Role of arachidonic acid in hyposmotic membrane stretch‐induced increase in calcium‐activated potassium currents in gastric myocytes 1

Aim: To study effects of arachidonic acid (AA) and its metabolites on the hyposmotic membrane stretch‐induced increase in calcium‐activated potassium currents (I KCa ) in gastric myocytes. Methods: Membrane currents were recorded by using a conventional whole cell patch‐clamp technique in gastric myocytes isolated with collagenase. Results: Hyposmotic membrane stretch and AA increased both I K(Ca) and spontaneous transient outward currents significantly. Exogenous AA could potentiate the hyposmotic membrane stretch‐induced increase in I K(Ca ). The hyposmotic membrane stretch‐induced increase in I K(Ca) was significantly suppressed by dimethyleicosadienoic acid (100 umol/L in pipette solution), an inhibitor of phospholipase A 2 . Nordihydroguaiaretic acid, a lipoxygenase inhibitor, significantly suppressed AA and hyposmotic membrane stretch‐induced increases inI K(Ca) . External calcium‐free or gadolinium chloride, a blocker of stretch‐activated channels, blocked the AA‐induced increase in I K(Ca) significantly, but it was not blocked by nicardipine, an L‐type calcium channel blocker.

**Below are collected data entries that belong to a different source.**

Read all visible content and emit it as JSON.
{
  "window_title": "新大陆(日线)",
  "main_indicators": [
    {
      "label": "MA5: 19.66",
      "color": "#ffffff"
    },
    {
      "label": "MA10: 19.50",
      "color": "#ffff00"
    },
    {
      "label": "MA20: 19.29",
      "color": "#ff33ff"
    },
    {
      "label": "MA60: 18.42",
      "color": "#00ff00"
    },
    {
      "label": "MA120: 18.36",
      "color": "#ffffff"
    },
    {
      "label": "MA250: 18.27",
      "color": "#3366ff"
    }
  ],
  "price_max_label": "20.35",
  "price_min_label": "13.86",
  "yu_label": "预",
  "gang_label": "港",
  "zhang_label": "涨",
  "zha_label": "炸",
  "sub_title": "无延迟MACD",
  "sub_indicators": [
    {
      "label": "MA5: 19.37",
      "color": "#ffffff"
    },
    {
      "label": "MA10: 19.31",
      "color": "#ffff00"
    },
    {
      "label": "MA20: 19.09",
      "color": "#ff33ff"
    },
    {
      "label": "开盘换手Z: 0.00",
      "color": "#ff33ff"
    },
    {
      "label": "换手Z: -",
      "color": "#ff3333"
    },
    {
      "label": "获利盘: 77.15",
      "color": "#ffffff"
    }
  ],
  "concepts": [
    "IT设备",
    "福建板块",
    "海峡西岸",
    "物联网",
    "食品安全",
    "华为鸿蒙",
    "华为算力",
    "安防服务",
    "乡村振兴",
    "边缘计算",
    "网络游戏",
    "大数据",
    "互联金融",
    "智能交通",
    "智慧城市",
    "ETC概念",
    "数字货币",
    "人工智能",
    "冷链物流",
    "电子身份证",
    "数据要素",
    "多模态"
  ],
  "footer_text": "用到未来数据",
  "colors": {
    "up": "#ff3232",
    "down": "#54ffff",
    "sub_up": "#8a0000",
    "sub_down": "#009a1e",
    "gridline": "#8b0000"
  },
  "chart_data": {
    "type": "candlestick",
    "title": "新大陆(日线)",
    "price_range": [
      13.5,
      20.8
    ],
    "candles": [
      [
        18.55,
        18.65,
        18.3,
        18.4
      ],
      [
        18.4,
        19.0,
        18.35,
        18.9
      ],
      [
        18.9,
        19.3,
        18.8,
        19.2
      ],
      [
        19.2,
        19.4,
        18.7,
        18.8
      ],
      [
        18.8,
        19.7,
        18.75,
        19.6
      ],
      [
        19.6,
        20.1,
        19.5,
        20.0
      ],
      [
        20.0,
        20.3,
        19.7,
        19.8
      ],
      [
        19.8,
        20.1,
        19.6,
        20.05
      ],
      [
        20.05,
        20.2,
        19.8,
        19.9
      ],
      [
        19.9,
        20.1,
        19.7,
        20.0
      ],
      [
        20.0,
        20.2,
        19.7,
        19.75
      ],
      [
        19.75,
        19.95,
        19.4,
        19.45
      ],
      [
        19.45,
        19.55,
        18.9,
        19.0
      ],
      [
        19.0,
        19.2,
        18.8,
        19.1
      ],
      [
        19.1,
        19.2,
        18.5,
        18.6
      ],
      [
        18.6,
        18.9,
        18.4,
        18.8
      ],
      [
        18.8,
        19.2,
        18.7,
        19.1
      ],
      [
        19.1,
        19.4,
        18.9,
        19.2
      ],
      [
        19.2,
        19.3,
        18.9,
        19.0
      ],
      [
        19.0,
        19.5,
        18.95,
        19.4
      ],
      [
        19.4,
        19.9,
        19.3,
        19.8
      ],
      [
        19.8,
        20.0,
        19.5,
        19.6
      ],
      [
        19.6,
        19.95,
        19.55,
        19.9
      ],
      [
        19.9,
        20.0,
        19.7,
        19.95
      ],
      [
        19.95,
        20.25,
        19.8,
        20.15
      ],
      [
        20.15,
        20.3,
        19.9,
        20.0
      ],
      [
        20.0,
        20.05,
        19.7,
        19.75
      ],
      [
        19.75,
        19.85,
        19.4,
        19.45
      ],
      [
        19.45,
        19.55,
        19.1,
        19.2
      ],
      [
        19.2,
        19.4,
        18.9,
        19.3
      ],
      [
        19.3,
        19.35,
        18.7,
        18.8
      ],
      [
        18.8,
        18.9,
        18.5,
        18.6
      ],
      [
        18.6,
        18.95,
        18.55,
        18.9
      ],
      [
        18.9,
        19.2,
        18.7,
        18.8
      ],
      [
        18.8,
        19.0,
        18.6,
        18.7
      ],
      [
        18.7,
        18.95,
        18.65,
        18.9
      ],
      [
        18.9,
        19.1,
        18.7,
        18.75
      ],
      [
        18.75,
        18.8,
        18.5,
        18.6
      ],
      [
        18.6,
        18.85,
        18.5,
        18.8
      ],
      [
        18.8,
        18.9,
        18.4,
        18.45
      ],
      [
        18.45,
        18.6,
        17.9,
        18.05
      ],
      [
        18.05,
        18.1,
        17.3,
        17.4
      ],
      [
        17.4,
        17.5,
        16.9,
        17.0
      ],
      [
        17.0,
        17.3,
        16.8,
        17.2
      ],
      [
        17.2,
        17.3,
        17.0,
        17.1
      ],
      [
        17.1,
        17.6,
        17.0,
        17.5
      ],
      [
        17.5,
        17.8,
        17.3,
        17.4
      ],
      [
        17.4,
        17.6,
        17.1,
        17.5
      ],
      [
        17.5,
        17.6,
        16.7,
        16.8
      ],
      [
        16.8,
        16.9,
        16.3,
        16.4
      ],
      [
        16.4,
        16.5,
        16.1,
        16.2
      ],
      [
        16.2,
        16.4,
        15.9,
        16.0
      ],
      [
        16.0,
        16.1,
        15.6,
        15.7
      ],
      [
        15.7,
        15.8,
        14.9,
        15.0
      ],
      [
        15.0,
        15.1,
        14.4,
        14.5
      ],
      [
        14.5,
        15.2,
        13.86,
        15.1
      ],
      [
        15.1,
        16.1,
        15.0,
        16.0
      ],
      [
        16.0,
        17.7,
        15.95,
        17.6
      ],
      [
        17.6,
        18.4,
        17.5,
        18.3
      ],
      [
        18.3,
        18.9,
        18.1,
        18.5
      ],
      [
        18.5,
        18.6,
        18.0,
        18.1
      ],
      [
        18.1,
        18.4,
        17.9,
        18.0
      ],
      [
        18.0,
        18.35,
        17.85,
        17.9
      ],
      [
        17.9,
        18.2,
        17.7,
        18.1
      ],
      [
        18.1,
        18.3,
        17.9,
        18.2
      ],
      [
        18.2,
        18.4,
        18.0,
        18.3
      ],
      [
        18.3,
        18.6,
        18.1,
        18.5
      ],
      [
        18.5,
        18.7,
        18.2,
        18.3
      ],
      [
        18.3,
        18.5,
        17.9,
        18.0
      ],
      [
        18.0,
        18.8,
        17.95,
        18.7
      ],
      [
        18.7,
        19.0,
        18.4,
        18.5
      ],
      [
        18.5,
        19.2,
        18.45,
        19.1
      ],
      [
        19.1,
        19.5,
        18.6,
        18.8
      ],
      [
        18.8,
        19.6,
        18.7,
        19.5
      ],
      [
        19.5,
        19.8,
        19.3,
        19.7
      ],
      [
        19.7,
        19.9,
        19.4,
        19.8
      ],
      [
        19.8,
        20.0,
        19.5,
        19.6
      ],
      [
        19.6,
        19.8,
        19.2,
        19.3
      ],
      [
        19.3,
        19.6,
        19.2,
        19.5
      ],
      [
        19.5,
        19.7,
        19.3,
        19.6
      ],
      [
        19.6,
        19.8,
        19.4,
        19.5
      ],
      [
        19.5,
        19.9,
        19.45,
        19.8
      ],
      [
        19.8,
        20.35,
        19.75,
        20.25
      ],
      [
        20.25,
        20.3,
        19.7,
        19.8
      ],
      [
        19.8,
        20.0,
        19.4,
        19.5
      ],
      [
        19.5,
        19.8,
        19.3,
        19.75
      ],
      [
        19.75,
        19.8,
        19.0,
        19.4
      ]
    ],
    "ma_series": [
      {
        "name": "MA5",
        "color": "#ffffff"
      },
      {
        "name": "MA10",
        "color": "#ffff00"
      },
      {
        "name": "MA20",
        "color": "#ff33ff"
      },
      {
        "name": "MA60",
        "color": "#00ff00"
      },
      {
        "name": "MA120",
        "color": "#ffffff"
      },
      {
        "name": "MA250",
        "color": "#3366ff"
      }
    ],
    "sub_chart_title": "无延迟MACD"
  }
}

Ryanodine, a calcium‐induced calcium release agonist, completely blocked the AA‐induced increase inI K(Ca) ; however, heparin, a potent inhibitor of inositol triphosphate receptor, did not block the AA‐induced increase in I K(Ca) . Conclusion: Hyposmotic membrane stretch may activate phospholipase A 2 , which hydrolyzes membrane phospholipids to ultimately produce AA; AA as a second messenger mediates Ca 2+ influx, which triggers Ca 2+ ‐induced Ca 2+ release and elicits activation ofI K(Ca) in gastric antral circular myocytes of the guinea pig.